In the end, if an HMI ends up compromised, attackers can do pretty much anything to the critical infrastructure.

Trend Micro researchers reviewed ICS-CERT advisories from 2015 and 2016 dealing with HMI vulnerabilities, and have cross-referenced them over 250 Zero Days purchased by the ZDI program.

They found:
• 20 percent of identified vulnerabilities are memory corruption issues
• 19 percent are credential management issues
• 23 percent are issues tied with lack of authentication/authorization and insecure defaults
• 9 percent are code injection issues that open HMI systems to common injection types as well as domain-specific issues

Researchers also found the mean time to patch vulnerabilities once they’ve been disclosed to the vendor is nearly the same as it has been in the last four years, which is about 140 days.

Naturally, some vendors are more quick to patch than others. Cogent Real-Time Systems and Trihedral Engineering are among the quickest, while larger vendors take on average over 200 days to produce a patch.

“SCADA system vendors tend to focus on the actual industrial equipment and not on the software that manages them because they make the most profit selling the hardware,” the researchers said.

“When it comes to the actual codes behind SCADA systems, a majority does not utilize basic defense-in-depth measures such as address space layout randomization (ASLR), SafeSEH, or stack cookies,” researchers said. “This may be related to the mistaken belief that these solutions will operate in a completely isolated environment. SCADA solution developers often have little experience with regard to user interface (UI) construction. This is coupled by the fact that developers do not know what the final operating environment will be like for the systems. This causes developers to make assumptions that are often incorrect.”

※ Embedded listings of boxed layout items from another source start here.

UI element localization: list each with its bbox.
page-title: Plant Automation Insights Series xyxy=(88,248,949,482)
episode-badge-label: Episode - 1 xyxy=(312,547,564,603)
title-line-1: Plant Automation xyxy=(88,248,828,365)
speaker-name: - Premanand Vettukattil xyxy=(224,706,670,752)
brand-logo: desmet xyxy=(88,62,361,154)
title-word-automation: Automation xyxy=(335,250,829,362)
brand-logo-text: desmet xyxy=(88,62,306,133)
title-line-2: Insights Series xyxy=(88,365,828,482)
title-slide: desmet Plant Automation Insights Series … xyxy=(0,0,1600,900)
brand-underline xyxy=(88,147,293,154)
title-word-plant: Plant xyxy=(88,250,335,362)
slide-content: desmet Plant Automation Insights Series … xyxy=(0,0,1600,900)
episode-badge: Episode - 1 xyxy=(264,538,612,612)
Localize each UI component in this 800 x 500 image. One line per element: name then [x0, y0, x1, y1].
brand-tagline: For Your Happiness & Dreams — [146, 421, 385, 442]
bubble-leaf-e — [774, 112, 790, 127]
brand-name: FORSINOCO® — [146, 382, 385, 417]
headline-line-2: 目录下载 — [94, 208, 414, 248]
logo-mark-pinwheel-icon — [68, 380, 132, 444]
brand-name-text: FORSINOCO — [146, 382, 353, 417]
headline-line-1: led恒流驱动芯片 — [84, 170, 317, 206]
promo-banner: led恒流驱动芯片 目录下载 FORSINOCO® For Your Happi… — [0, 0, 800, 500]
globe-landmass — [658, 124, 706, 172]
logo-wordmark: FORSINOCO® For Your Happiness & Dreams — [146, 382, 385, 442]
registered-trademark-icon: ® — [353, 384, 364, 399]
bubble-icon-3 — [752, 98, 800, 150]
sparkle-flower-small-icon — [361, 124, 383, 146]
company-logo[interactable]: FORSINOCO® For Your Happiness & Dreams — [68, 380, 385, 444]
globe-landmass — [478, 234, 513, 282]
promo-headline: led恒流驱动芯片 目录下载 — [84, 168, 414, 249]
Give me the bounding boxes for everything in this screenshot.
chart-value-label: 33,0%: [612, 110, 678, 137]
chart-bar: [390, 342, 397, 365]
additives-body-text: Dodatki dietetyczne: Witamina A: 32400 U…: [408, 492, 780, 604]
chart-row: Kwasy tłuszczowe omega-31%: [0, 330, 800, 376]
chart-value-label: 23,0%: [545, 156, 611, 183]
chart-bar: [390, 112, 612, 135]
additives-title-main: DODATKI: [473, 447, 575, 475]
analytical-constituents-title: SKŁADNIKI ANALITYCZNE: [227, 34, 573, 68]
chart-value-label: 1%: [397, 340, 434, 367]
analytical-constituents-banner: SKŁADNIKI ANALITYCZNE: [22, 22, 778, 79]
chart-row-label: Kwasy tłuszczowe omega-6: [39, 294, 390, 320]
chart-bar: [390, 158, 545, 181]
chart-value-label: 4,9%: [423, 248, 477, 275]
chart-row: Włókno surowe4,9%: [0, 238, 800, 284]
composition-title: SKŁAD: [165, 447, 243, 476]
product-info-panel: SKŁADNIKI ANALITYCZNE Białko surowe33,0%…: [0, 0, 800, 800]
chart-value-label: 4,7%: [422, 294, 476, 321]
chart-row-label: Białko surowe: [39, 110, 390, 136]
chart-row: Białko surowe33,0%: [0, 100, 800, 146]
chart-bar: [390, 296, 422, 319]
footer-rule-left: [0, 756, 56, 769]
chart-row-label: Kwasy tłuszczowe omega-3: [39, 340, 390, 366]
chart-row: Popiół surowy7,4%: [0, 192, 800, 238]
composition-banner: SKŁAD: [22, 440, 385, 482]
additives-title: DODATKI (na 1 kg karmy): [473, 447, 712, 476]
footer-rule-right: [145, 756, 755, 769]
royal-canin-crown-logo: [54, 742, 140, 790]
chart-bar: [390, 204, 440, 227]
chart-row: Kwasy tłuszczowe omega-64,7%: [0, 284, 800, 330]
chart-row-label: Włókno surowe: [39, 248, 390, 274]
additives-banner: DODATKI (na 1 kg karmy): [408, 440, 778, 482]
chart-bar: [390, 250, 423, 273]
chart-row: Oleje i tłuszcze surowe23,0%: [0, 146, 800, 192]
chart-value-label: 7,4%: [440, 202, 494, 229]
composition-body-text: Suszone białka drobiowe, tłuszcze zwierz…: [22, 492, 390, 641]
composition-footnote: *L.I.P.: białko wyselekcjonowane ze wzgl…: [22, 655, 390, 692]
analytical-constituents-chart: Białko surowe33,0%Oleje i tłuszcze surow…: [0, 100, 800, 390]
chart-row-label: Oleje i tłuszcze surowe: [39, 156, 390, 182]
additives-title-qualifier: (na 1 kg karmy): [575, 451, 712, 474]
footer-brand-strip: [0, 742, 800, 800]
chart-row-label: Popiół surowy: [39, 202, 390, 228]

The report also shows errors that companies make in fixing the reported vulnerabilities. In many instances, they fix specific issues, but don’t go beyond that and, for example, replace banned APIs, problematic functions, etc.

There are solutions, however.

“Developers of HMI and SCADA solutions would be well advised to adopt the secure lifecycle practices implemented by OS and application developers over the last decade,” they said.

“SCADA developers also need to expect their products to be used in manners that they did not intend. For example, even though it should be considered a poor security practice, developers must assume their products and solutions will be connected to a public network. By taking the mindset that assumes a worst-case scenario, developers can implement more defense-in-depth measures to add protection.”

They also suggest vendors:
• Employ basic fuzzing
• Use the Microsoft Attack Surface Analyzer to identify security misconfigurations and increases in attack surfaces
• Audit for unsafe, banned APIs, and other problematic functions

“Bugs in SCADA systems will likely be with us for many years to come,” researchers said. “By working together, the security of these systems will continue to improve. While a completely secure system will likely never be created, implementing strong research and development tactics will be our best chance to keep the lights on as long as needed.”